# Hey everyone



## LilMizTinker (Apr 12, 2003)

Hey everyone. I have just registered on this wicked cat forum. I am 14 years old and have one cat who is beautiful! I will post a picture later in the next few weeks. Suki is 6 months almost 7 months old and very very active. She loves to play in the garden and when your out there with her she runs into a hiding place and pounces on you when your not expecting her to!  She is very affectionate and loving and she is very close to my mum and me. More to my mum. She purrs instanly when she sees my mum. I however am her playmate as she always loves to play when im around! She also sleeps with me at night and she curls right up to me and does that paw thing that cats do!  Anyway this cat forum is great and its nice to be able to talk to people who are also very connected to their cats.


----------



## lexxie109 (Jan 20, 2003)

Welcome to the Cat Forum LilMizTinker and nice to meet you and your kitty. It sure does sound like you have an adorable cat living with you.

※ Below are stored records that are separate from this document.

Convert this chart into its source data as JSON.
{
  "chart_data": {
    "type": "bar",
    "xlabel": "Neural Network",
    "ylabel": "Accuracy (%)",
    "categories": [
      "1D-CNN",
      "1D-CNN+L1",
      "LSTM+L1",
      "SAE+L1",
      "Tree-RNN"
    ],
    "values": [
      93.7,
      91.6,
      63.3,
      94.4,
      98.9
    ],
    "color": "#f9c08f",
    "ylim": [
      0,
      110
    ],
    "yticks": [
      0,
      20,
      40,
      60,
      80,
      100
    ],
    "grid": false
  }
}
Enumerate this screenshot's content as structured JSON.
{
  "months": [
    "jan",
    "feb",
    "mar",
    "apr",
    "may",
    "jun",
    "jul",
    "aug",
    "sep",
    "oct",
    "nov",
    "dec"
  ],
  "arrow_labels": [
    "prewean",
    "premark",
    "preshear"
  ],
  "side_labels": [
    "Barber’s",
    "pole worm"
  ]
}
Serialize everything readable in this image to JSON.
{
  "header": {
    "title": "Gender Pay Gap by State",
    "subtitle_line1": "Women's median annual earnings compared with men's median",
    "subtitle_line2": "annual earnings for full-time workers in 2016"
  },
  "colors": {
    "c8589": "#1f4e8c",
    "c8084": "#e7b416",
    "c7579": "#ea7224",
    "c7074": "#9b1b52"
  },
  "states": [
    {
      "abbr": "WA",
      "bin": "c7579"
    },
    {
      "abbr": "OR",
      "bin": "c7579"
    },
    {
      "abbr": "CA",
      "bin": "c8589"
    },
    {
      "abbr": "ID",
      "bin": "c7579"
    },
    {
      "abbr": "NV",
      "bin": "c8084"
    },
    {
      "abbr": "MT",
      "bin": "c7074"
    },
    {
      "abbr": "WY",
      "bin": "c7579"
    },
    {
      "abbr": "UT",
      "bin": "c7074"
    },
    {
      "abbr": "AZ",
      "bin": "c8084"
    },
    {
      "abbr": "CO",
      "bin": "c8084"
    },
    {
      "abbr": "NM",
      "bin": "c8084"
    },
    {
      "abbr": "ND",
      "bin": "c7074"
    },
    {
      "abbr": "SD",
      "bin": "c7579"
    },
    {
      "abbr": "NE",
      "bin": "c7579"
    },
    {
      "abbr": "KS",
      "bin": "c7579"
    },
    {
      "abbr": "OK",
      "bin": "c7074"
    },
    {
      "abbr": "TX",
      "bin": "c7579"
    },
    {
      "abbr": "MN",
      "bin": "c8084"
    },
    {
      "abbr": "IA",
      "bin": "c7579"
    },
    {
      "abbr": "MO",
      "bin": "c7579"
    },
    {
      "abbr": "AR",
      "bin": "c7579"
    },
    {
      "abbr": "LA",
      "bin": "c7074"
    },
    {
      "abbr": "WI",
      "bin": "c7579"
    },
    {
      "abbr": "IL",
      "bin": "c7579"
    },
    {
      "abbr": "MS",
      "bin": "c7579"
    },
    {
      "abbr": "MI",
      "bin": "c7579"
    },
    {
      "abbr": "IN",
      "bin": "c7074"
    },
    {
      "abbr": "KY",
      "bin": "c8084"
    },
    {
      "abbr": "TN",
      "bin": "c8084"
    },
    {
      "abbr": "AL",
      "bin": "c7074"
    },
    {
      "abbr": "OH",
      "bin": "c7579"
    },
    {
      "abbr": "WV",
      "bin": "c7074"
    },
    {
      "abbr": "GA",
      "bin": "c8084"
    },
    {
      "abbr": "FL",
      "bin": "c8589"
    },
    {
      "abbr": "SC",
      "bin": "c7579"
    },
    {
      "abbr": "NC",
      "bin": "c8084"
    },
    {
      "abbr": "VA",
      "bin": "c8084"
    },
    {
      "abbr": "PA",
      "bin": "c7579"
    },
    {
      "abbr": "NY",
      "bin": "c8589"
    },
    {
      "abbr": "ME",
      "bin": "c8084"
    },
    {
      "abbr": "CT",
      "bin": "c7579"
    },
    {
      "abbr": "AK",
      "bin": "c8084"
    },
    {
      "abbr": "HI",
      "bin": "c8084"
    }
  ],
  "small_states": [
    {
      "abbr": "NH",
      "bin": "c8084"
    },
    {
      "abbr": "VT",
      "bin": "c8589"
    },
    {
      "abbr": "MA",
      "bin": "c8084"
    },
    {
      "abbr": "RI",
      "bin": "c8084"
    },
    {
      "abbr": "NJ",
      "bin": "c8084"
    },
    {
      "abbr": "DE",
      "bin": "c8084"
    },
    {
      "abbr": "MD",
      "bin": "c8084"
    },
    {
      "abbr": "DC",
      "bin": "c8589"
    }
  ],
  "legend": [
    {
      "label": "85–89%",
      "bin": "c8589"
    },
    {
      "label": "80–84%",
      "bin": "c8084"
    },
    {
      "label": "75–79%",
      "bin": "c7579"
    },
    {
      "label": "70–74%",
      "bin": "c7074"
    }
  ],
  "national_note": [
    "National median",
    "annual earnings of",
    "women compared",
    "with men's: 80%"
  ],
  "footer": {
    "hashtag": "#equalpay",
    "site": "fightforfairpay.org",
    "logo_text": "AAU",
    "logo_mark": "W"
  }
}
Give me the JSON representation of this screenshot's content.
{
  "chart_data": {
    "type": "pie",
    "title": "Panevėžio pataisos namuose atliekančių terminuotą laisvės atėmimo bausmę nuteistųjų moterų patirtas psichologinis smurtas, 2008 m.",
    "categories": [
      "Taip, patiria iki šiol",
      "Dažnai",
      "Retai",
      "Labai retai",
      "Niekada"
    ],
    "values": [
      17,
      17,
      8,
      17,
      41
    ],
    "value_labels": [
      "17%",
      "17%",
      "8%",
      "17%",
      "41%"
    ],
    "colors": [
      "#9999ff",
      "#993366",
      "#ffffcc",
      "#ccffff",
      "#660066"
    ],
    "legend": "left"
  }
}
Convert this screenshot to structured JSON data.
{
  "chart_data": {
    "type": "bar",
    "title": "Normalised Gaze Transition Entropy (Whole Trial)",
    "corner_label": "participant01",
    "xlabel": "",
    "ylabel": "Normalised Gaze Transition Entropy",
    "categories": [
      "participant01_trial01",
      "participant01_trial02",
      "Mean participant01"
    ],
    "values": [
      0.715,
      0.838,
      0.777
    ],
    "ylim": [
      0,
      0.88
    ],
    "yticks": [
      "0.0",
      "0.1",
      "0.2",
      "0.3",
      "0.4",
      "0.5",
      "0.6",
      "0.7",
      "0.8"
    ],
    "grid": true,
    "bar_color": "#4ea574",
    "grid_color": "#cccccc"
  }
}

I can't wait to see some pictures of her!


----------



## LilMizTinker (Apr 12, 2003)

Hey lexxie, Thanx for the welcome. Suki sure is adorable. I will get some pictures for everyone some time soon.!!!!


----------



## don (Feb 26, 2003)

Welcome to the forum you will find this is probably the least wicked cat site around...the perfect place for you. You are probably the youngest and I the oldest members (I will be 70 on my next birthday) For 14 your write an excellent composition...even the spelling and grammer are excellent you probably make A in English...how about math?
I have one cat a dsh named Miss Kitty. She is a lot of company to me especially now that I am retired. I will post a link to an album of pictures of her. Don n Miss Kitty n Lauren (Lauren is my adopted granddaughter also a cat person but not a member of the forum)


----------



## LilMizTinker (Apr 12, 2003)

Thanx for the welcome Don! yes and no to an A in english and definately not an A in maths! I have just always been good at spelling and stuff like that as i have had my computer to practise on. Thanx for the welcome and i'm sure your cat is realy sweet.


----------



## Bengalsownme (Feb 26, 2003)

Hello LilMizTinker! Welcome!


----------